À l’occasion de la réforme du système d’assurance chômage, le Premier ministre, Édouard Philippe, et la ministre du Travail, Muriel Pénicaud, ont annoncé la mise en place d’un système de bonus-malus qui va directement concerner les contrats courts établis dans le secteur de l’hôtellerie-restauration, comme dans six autres secteurs de l’économie : l’agroalimentaire, les activités scientifiques et techniques, les eaux et la gestion des déchets, le transport et l’entreposage, la fabrication de caoutchouc et de plastique, le travail du bois, de l’industrie du papier et l’imprimerie. Il faut noter au passage que le bâtiment et la santé, qui recourent eux aussi abondamment aux CDD, sont dispensés de ce bonus-malus. Cette mesure sera en vigueur dès le 1er janvier, mais ne s’appliquera pas aux entreprises de moins de 11 salariés. Elle concernera donc 38 000 entreprises, qui emploient 2,4 millions de personnes.

Le CDI est aujourd’hui devenu une denrée rare et 87 % des embauches se réalisent sous forme de CDD. Les employeurs ont largement recours à cette latitude de flexibilité. En dix ans, la durée moyenne d’un CDD a pratiquement été divisée par deux. Elle tourne aujourd’hui autour de quarante-cinq jours.

Le Gouvernement estime que le recours au CDD coûte cher à l’assurance chômage. Celle-ci intervient comme un filet de sécurité pour le salarié entre deux périodes d’activité. Certains experts estiment que cela engendre un coût de l’ordre de 8 milliards d’euros pour l’Unédic, d’où cette idée de distribution de bons et de mauvais points. Actuellement, le taux de prélèvement des entreprises des cotisations chômage des CDD s’établit à 4,05 % du salaire brut. Désormais, il sera variable. Plus les entreprises affichent un turnover de leurs employés supérieur à la moyenne du secteur, plus ils seront taxés. Mais le prélèvement ne pourra en aucun cas excéder 5 %. A contrario, les bons élèves pourront passer sous la barre actuelle des 4,05 % et voir leur cotisation baisser jusqu’au plancher de 3 %.

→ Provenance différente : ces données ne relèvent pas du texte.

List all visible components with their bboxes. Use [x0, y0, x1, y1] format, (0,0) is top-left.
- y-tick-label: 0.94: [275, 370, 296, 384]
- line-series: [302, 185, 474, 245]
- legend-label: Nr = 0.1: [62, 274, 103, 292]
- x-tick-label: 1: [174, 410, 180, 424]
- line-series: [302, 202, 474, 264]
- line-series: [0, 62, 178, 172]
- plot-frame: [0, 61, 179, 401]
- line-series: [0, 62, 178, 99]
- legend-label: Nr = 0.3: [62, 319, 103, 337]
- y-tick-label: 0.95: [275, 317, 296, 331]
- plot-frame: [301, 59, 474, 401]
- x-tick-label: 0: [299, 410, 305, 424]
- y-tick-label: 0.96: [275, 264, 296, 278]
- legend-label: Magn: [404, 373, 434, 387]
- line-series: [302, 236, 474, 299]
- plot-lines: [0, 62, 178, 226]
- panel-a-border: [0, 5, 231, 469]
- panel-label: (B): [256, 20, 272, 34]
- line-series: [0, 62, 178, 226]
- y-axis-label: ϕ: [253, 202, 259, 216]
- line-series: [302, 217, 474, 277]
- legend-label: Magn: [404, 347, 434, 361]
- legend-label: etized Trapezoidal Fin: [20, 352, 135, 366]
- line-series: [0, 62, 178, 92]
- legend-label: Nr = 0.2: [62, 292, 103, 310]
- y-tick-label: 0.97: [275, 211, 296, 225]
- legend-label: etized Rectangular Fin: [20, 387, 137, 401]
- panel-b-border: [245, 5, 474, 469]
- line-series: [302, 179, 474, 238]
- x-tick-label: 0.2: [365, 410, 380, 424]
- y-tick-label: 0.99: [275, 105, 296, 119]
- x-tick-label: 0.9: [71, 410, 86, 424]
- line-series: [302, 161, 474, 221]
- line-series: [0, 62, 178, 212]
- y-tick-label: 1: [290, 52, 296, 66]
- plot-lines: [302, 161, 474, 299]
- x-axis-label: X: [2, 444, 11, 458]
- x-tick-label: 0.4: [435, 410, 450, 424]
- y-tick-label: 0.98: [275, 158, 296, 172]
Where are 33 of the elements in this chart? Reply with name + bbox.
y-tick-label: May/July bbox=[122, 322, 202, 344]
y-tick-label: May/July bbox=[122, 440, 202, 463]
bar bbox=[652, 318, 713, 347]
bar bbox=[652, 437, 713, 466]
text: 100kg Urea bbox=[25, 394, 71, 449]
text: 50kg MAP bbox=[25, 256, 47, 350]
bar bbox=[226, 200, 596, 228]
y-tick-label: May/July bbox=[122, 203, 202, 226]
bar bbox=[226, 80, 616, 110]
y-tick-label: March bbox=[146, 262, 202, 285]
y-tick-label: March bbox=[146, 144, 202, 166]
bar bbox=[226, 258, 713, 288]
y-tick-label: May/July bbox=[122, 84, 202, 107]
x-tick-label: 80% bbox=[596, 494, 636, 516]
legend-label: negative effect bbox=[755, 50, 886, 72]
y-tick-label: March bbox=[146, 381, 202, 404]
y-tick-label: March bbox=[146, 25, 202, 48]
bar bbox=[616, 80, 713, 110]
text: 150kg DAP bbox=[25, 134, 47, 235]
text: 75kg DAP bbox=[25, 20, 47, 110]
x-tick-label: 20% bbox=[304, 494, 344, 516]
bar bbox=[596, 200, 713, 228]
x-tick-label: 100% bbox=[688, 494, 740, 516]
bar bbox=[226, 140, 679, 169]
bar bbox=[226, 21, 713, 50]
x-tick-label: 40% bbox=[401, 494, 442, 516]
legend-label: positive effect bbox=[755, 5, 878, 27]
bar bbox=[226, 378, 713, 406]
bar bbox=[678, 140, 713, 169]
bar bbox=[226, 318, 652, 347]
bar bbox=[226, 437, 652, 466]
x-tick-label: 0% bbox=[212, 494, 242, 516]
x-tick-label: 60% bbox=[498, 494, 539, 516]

Côté patronat, la levée de boucliers est plutôt timide ; l’Umih salue cette « réforme qui doit faire évoluer le marché du travail, encourager le retour à l’emploi à travers un accompagnement des demandeurs d’emplois adapté aux territoires, baisser la précarité des salariés et faire des économies dans le budget de l’État », mais « regrette que cette réforme fasse supporter sur seulement sept secteurs le poids de la dette de l’assurance chômage en instaurant le bonus-malus. Cette mesure apparaît comme discriminatoire. Le recours au contrat court est inhérent au pic d’activité dans l’hôtellerie-restauration.

Plus incisif, le GNI, dans un communiqué, évoque sa « colère » et son président Didier Chenet rappelle que la profession « n’a pas d’autres alternatives que de recourir à ces contrats courts, sauf à aller vers plus de précarité pour nos collaborateurs en les recrutant sous statut d’auto- entrepreneur, un statut où la protection sociale est réduite à peau de chagrin ». Il estime que cette taxe flottante va contribuer à une augmentation inévitable de la masse salariale : « Pour des entreprises comme les traiteurs organisateurs de réceptions et d’événements, c’est une attaque en règle contre leur compétitivité, car aujourd’hui, le marché est international. » On se souvient qu’il y a quelques mois, l’Umih avait proposé l’instauration d’un CDI de mobilité qui fonctionnerait autour d’une plate-forme permettant aux employeurs de trouver des réponses ponctuelles à leurs besoins de main-d’œuvre. Mais cette suggestion reste pour l’instant très hypothétique. Elle a au moins le mérite de montrer que la précarité engendrée par le recours trop fréquent aux CDD nuit à l’attractivité de la profession.